Three years after it acquired data-capturing startup Body Labs, Amazon on Tuesday rolled out a virtual fit tech platform wielding what it says is the most accurate technology available, all in a bid to personalize a key staple in everyone’s wardrobe: the humble but always hip T-shirt. Though Amazon wouldn’t say whether Made for You incorporates any data or developments from Body Labs, the incursion into this high-tech niche in fashion marks a major move forward for a company better known for selling six-packs of socks (despite a luxury launch helping to facelift that image).
Made for You addresses one of the biggest customer complaints about shopping online: which size is the right size? Size-guide charts offer some clues, but sizes can vary wildly from one brand to the next, leaving consumers to interpret inches or centimeters, or bravely bust out the measuring tape to capture—often imperfectly—their own dimensions. It’s a broken system that directly contributes to the onslaught of clothing (and shoe) returns burying digital retail, as shoppers hedge their bets by buying items in multiple sizes, fully intending to send back whatever doesn’t work.

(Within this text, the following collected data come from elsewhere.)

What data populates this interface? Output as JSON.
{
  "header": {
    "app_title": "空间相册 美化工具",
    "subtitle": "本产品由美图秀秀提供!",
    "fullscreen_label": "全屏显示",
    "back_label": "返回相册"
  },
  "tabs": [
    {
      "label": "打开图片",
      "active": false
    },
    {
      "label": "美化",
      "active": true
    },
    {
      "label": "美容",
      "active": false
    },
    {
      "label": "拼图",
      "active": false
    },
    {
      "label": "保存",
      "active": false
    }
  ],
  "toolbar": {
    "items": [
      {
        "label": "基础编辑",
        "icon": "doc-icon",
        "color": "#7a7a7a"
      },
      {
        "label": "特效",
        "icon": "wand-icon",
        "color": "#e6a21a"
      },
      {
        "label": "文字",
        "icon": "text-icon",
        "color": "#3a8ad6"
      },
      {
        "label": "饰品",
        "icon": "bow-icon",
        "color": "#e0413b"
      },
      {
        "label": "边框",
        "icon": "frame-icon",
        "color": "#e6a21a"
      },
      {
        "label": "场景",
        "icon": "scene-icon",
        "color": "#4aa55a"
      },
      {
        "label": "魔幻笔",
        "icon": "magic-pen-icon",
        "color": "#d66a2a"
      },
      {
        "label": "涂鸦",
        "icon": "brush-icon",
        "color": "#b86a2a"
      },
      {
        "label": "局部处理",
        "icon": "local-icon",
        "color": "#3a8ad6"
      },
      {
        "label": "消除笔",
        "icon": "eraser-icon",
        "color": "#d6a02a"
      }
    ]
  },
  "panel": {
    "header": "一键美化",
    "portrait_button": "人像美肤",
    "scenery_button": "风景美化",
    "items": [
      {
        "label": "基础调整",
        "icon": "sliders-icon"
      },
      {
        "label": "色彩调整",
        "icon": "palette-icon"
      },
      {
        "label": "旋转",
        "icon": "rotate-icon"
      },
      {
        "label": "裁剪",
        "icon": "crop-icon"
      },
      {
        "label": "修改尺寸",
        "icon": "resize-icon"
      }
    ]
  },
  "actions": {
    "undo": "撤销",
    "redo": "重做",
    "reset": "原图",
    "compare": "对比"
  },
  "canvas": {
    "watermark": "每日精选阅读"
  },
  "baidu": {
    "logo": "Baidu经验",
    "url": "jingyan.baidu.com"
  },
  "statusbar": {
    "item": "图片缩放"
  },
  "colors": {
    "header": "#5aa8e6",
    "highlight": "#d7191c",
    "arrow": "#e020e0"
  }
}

Amazon says Made for You flips this equation on its head. Rather than forcing consumers to pick from pre-determined sizes on a wing and a prayer, the tech titan asks shoppers to snap two photos through its mobile app and submit their height, weight and body style to build their avatar and model different T-shirt styles. (Amazon says it safeguards privacy by deleting user photos once it has generated the digital twin.)

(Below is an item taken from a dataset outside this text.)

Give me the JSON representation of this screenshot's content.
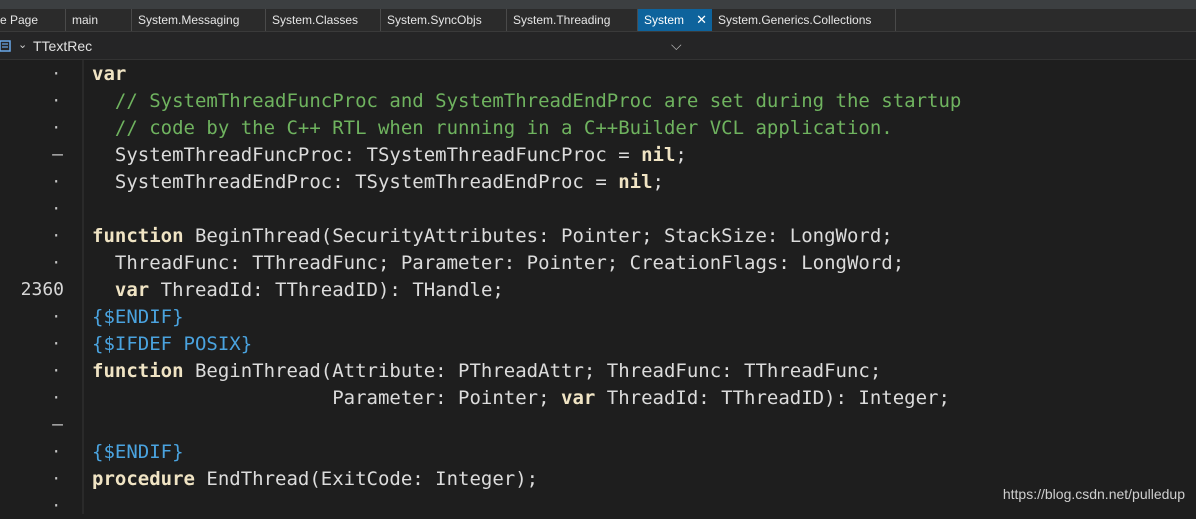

This personalized system, Amazon claims, offers a breadth of choice compared to the traditional process of shopping for Ts. Made for You shoppers pick from different sleeve lengths, necklines, slim, classic or relaxed fit, and eight color ways, building their T-shirt in a 100 percent Pima cotton or Pima-modal-elastane blend. For no extra cost above the $25 price tag, they can also add their name to the back-name label for a truly tailor-made touch. And they can see how each style adjustment appears on their avatar prior to deciding to commit, giving them greater confidence in their purchase and reducing the likelihood of returns.
Amazon harnessed its network of influencers to fete Made for You’s arrival. Dapper and debonair Instagram icon Blake Scott touts his T-shirt as “my new favorite” while “plus-size” style-setter Caralyn Mirand says her “tee is like magic.”
Shoppers trying out Made for You are limited to purchasing personalized T-shirts for now but Amazon says customer feedback will inform when and how the platform expands. It wouldn’t divulge much about how extensively the body-scanning platform was tested before Tuesday’s big reveal and whether pilot stages recruited a wide range of body types among those being virtually twinned. But Made for You just might mark a milestone in Amazon’s efforts to revolutionize the process (and pitfalls) of purchasing clothing based on pixels on a screen.